Les forces de tension associées à la contraction excentrique peuvent provoquer des micro-ruptures et une inflammation du fascia profond.
Les auteurs proposent que la raideur différée des tissus mous (DOSS- delayed onset soft tissue stiffness) soit un descripteur plus précis du phénomène post-exercice.
Le foam rolling et la supplémentation en peptides de collagène peuvent représenter des options prometteuses pour soulager l'inconfort post-exercice.
Conclusion
- Bien que les théories expliquant la pathogenèse du DOMS se soient longtemps concentrées sur le muscle squelettique, des preuves de plus en plus nombreuses suggèrent un rôle prépondérant du tissu collagénique conjonctif.
- D'après la littérature disponible, les forces de tension associées à la contraction excentrique peuvent provoquer des micro-ruptures et une inflammation du fascia profond.

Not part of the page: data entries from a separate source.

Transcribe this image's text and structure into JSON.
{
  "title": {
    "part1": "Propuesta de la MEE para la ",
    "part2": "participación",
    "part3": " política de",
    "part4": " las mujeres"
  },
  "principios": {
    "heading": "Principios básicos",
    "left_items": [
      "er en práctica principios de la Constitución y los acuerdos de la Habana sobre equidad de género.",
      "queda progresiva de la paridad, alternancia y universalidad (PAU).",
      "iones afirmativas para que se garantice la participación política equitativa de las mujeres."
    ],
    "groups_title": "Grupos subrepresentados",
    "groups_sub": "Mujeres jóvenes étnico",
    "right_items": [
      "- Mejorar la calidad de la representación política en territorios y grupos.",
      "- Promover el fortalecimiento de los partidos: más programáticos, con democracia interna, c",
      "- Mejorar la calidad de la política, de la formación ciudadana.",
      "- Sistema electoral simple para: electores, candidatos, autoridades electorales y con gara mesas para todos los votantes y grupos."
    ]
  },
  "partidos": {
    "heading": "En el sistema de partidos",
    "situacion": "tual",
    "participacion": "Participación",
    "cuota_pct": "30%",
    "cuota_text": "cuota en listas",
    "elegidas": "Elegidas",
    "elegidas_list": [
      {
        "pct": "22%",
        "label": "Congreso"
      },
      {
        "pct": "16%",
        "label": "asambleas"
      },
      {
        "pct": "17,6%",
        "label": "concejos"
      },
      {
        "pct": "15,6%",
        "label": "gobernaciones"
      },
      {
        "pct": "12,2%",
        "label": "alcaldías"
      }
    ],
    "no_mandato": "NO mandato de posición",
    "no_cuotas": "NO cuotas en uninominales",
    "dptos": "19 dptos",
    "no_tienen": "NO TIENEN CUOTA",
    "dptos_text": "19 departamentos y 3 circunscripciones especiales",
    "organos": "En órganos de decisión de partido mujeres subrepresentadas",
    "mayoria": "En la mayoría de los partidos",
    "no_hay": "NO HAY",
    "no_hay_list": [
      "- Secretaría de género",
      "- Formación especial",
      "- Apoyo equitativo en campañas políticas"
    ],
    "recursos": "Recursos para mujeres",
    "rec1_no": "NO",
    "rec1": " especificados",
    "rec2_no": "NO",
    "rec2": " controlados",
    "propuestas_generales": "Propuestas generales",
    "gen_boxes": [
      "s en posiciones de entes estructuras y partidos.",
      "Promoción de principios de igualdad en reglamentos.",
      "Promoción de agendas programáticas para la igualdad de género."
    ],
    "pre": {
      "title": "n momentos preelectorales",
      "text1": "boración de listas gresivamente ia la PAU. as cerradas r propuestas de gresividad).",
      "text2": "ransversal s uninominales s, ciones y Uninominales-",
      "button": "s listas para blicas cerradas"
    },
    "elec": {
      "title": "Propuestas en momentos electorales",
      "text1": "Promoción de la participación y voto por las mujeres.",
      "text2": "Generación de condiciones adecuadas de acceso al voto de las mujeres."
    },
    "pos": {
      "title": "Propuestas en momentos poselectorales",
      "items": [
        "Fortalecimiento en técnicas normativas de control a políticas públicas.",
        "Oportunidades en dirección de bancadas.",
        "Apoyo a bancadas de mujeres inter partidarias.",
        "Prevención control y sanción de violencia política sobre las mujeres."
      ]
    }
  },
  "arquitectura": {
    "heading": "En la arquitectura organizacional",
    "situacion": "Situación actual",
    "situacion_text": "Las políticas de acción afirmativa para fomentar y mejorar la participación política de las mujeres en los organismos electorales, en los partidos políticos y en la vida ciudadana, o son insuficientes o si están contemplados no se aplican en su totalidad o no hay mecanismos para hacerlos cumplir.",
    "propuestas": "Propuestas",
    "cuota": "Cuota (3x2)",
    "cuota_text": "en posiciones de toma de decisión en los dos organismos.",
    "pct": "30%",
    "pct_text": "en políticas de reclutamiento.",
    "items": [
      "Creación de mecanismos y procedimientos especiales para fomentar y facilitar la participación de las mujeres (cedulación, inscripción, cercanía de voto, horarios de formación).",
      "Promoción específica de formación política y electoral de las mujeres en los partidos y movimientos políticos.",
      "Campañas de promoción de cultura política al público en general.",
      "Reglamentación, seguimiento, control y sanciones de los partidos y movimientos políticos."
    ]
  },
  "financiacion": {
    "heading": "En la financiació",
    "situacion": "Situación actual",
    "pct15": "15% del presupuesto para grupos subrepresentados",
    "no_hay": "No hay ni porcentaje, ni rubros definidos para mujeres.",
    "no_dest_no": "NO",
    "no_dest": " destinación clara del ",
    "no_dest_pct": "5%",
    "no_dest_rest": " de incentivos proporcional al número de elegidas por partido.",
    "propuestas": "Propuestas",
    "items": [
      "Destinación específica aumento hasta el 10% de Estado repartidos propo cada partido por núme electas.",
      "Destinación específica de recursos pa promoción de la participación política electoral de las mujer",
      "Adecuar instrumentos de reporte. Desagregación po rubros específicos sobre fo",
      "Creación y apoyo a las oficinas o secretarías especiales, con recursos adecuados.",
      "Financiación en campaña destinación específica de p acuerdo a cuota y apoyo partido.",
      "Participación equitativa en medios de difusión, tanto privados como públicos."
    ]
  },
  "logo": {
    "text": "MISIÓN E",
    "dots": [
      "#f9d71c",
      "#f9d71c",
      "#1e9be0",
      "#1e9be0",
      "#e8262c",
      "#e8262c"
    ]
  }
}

- Comme la recherche expérimentale démontre clairement que le fascia est plus sensible à la douleur que le muscle après une irritation chimique, thermique, électrique et mécanique, les auteurs proposent que la raideur différée des tissus mous (DOSS- delayed onset soft tissue stiffness) soit un descripteur plus précis du phénomène post-exercice.
- Actuellement, il y a encore un manque d'études examinant les approches spécifiques au fascia pour la prévention et le traitement de la DOSS. Cependant, les premières données suggèrent que le foam rolling et la supplémentation en peptides de collagène peuvent représenter des options prometteuses pour soulager l'inconfort post-exercice.
- Les professionnels s’occupant des sportifs peuvent donc modifier les approches précédentes conçues pour prévenir et traiter le DOSS, en fournissant désormais des stimuli plus spécifiques pour le fascia profond.